Vegan Coconut Cream Pie

Vegan Coconut Cream Pie Recipe

By Loving It Vegan

🔪Prep Time: 45 minutes


For the Crust:

2 cups Walnuts (200g)

1 cup Pitted Dates (175g) Packed cup

1/2 cup Dessicated Coconut (40g) Finely shredded coconut

For the Coconut Pudding Filling:

1/3 cup Coconut Sugar (64g)

3 Tbsp Cornstarch

1/4 tsp Salt

14 ounces Canned Coconut Milk (400ml) Full Fat, Unsweetened

1/2 cup Shredded Coconut

1 tsp Vanilla Extract

For the Topping:

2 and 1/2 cups Canned Coconut Cream (600ml) hardened cream only from 2 14-ounce cans, chilled overnight in the fridge

6 Tbsp Powdered Sugar

For the Toasted Coconut:

1/4 cup Shredded Coconut


1Add the walnuts, dates and dessicated coconut to the food processor and process. It will start out crumbly and then will gradually form into a sticky dough. When it's sticky enough to be forming clumps, transfer to a pie dish and pat down, working it up along the sides as best you can.

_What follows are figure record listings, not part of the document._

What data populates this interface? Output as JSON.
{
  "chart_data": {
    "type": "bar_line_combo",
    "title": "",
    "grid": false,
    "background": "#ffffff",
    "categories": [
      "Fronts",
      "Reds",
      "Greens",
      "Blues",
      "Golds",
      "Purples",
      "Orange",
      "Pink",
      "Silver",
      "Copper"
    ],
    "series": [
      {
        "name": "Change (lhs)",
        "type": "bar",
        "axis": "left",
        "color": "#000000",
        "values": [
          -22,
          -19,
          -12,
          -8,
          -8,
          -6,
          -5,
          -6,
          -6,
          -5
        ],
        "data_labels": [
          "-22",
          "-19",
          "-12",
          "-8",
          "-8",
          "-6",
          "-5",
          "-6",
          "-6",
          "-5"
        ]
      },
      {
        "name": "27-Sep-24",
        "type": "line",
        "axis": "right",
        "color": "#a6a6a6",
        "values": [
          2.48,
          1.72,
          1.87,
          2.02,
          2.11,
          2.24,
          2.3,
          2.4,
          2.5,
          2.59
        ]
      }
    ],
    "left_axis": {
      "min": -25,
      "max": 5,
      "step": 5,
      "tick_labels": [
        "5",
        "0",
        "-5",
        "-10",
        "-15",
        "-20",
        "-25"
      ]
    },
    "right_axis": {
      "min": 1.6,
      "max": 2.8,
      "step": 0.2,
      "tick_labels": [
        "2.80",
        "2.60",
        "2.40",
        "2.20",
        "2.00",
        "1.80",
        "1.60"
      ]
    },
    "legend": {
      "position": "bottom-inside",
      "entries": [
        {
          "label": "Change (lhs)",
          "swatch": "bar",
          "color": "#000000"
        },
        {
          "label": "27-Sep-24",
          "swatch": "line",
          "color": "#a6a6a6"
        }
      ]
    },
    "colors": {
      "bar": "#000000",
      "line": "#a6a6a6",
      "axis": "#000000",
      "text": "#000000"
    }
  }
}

2Place into the freezer to set.

3Prepare your filling. Place the cornstarch, coconut sugar, salt and coconut milk into a saucepan and whisk to combine. Heat on medium high heat, whisking regularly, until it is thick and bubbling (about 5 mins).

4Remove from the heat and stir in the shredded coconut and vanilla. Place into a glass bowl, cover with plastic wrap and leave to set and cool completely. To speed things up, you can start it off cooling in the freezer - just don't forget it in there!

5Add the coconut cream (separated hardened cream at the top of 2 chilled cans) to the bowl of a stand mixer, leaving the watery parts behind. Starting at slow speed gradually increase speed until the cream is whipped.

6When your coconut pudding has cooled and set completely, mix in half of the whipped cream with the coconut pudding. Spread this on top of the walnut/date crust.

7Top with the remaining whipped cream.

8For the toasted coconut decoration, place 1/4 cup of shredded coconut onto a baking tray. Bake at 350°F (180°C) for 6-8 minutes, stirring every 2 minutes until nicely browned and fragrant. Allow to cool and dry completely before sprinkling it on top of the pie.